HCL’s Innovation directorate also collaborates closely with Lyonbiopôle and local technology transfer accelerator PULSALYS, thereby tying academic research projects with breakthrough medical potential more closely to market forces.
“By bringing together medical, technical, and managerial perspectives within one structure, the directorate enables these needs to be translated into structured, actionable solutions without recreating internal fragmentation,” concludes Le Moign.#
One extremely promising area for translational research projects within the HCL network is liver disease. This is centred around the Lyon Institute of Hepatology, established in 2023 as one of ten university hospital institutes nationally, with EUR 20 million in funding.
As Cyrielle Caussy, a professor of medicine in nutrition and endocrinologist-diabetologist at Lyon 1 University and HCL explains, “Lyon is the ideal setting for a comprehensive liver centre that addresses all aspects of liver disease. Professor Fabien Zoulim, the head of the institute, is very active in viral hepatitis research. We have a major liver transplant centre, paediatric liver disease expertise, and strong capabilities in the management of liver cancer and alcohol-related disorders.”

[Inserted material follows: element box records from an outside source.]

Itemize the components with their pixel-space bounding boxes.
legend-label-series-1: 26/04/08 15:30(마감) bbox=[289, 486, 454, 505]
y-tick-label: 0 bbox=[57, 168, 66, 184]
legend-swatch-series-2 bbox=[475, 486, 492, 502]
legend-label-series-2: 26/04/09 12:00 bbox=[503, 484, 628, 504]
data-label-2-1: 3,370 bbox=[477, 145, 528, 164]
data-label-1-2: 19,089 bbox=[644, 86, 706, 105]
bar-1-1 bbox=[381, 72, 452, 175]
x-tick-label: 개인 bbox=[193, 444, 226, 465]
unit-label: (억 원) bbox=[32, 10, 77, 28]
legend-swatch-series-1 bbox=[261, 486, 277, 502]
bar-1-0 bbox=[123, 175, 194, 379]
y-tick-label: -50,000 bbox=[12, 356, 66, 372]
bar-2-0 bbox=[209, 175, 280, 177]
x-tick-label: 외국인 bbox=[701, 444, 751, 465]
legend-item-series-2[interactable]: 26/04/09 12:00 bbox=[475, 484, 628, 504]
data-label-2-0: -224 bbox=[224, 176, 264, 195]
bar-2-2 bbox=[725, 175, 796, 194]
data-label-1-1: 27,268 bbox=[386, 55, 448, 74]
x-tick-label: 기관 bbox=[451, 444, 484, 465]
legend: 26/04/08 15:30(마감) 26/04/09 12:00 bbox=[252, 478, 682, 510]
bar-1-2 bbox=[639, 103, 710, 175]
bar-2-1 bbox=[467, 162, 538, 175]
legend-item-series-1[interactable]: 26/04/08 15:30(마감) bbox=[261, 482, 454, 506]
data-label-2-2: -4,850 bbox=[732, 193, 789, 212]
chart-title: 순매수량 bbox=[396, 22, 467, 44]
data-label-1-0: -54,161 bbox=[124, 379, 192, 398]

She adds, “We can also leverage large patient cohorts that we have built over the past 10 to 15 years, supported by technical platforms for metabolic assessment and transcriptomics that are being developed within the institute. We cover a broad range of techniques that enable translational research, and we are all well-connected with clinical departments. This integration allows us to rapidly envision and implement research findings into clinical care.” This “cohort-driven” approach is what attracts partners like Boehringer Ingelheim, who leverage Lyon’s deep expertise in metabolic and liver health to advance their own global pipelines.
The collaborative and interdisciplinary approach at HCL also extends to clinical development, where the HCL Center for Clinical Research hosts over 2,600 active clinical trials across cancer, viral hepatitis, infectious diseases and HIV, pulmonology, neurology, and internal medicine.

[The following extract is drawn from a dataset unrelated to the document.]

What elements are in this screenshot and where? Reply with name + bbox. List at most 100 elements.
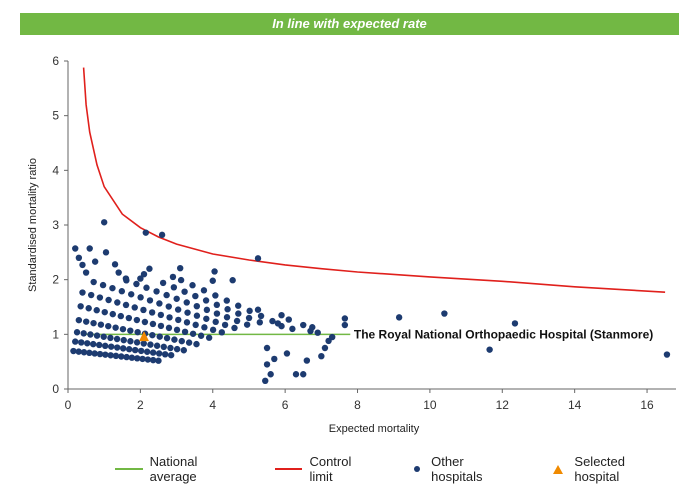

“Research only creates value when its different dimensions are connected,” notes Le Moign. “The conventional separation between fundamental research at universities, clinical research within hospitals, and industrial research led by companies no longer reflects how innovation actually progresses. Our objective in Lyon is therefore to ensure continuity across these three domains, with clinical research acting as a central interface between scientific discovery, technological development, and patient care.”

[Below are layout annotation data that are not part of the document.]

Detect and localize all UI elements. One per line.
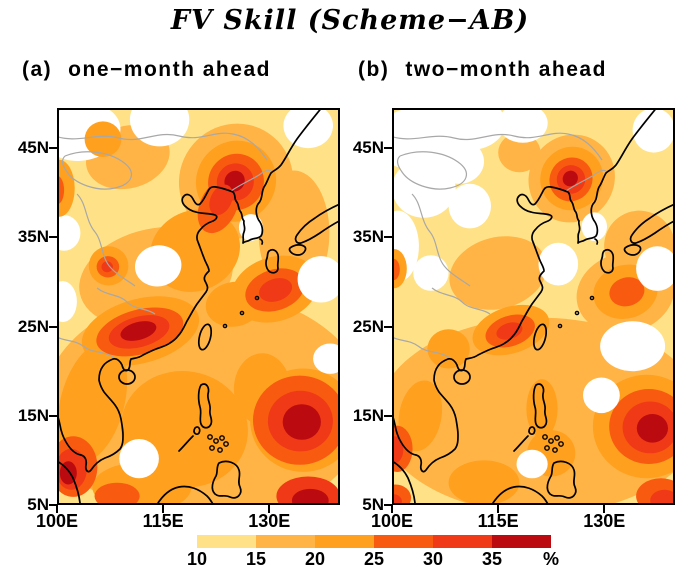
lat-label-35N: 35N	[17, 227, 49, 247]
map-frame	[57, 108, 340, 505]
lon-tick-100E	[56, 505, 58, 513]
panel-a-tag: (a)	[22, 58, 53, 81]
colorbar-segment-6	[492, 535, 551, 548]
lat-tick-35N	[384, 236, 392, 239]
colorbar-unit-label: %	[542, 549, 560, 569]
colorbar-segment-3	[315, 535, 374, 548]
map-frame	[392, 108, 675, 505]
lat-tick-35N	[49, 236, 57, 239]
lat-tick-45N	[49, 147, 57, 150]
panel-b-tag: (b)	[358, 58, 390, 81]
map-panel-a: 45N 35N 25N 15N 5N 100E 115E 130E	[18, 108, 340, 531]
map-panel-b: 45N 35N 25N 15N 5N 100E 115E 130E	[353, 108, 675, 531]
coastlines	[57, 108, 340, 505]
colorbar-label-10: 10	[186, 549, 208, 569]
country-borders	[57, 132, 272, 359]
country-borders	[392, 132, 607, 359]
lon-label-115E: 115E	[477, 511, 519, 531]
contour-fill-layer	[392, 108, 675, 505]
colorbar-label-35: 35	[481, 549, 503, 569]
lon-label-130E: 130E	[248, 511, 291, 531]
lat-label-25N: 25N	[17, 316, 49, 336]
lon-label-130E: 130E	[583, 511, 626, 531]
lon-tick-100E	[391, 505, 393, 513]
panel-a-heading-text: one−month ahead	[68, 58, 271, 81]
lat-label-45N: 45N	[17, 138, 49, 158]
colorbar-segment-4	[374, 535, 433, 548]
lon-label-100E: 100E	[35, 511, 79, 531]
lat-label-15N: 15N	[17, 405, 49, 425]
lon-tick-115E	[497, 505, 500, 513]
map-b	[392, 108, 675, 505]
lat-label-5N: 5N	[27, 495, 49, 514]
colorbar-segment-2	[256, 535, 315, 548]
figure-title: FV Skill (Scheme−AB)	[170, 5, 530, 36]
colorbar: 10 15 20 25 30 35%	[187, 535, 559, 573]
panel-b-heading: (b) two−month ahead	[358, 58, 607, 82]
lat-tick-15N	[49, 414, 57, 417]
panel-a-heading: (a) one−month ahead	[22, 58, 271, 82]
lat-tick-25N	[384, 325, 392, 328]
lat-label-35N: 35N	[352, 227, 384, 247]
colorbar-label-20: 20	[304, 549, 326, 569]
coastlines	[392, 108, 675, 505]
map-a	[57, 108, 340, 505]
colorbar-label-15: 15	[245, 549, 267, 569]
lon-tick-115E	[162, 505, 165, 513]
colorbar-label-30: 30	[422, 549, 444, 569]
colorbar-bar	[197, 535, 551, 548]
lat-tick-45N	[384, 147, 392, 150]
lat-tick-25N	[49, 325, 57, 328]
contour-fill-layer	[57, 108, 340, 505]
lon-tick-130E	[268, 505, 271, 513]
colorbar-label-25: 25	[363, 549, 385, 569]
colorbar-segment-5	[433, 535, 492, 548]
lon-label-115E: 115E	[142, 511, 184, 531]
lat-label-25N: 25N	[352, 316, 384, 336]
lat-tick-15N	[384, 414, 392, 417]
lat-label-45N: 45N	[352, 138, 384, 158]
colorbar-segment-1	[197, 535, 256, 548]
lat-tick-5N	[49, 504, 57, 506]
lat-label-15N: 15N	[352, 405, 384, 425]
lon-tick-130E	[603, 505, 606, 513]
lat-label-5N: 5N	[362, 495, 384, 514]
lat-tick-5N	[384, 504, 392, 506]
panel-b-heading-text: two−month ahead	[405, 58, 607, 81]
lon-label-100E: 100E	[370, 511, 414, 531]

He continues, “This approach is anchored in a strong academic environment. Lyon has built integrated research structures such as the Centre International de Recherche en Infectiologie, which deliberately brings clinicians and researchers together across virology, immunology, and translational science. These efforts are closely linked with Université Claude Bernard Lyon 1, and with national research organisations including Inserm, CNRS, and the École normale supérieure de Lyon. This proximity allows fundamental research questions to be shaped by clinical realities and translated more directly into applied research that informs medical decision-making.” He concludes, “Our role as a university hospital is not to operate in isolation, but to engage with this environment through structured partnerships.”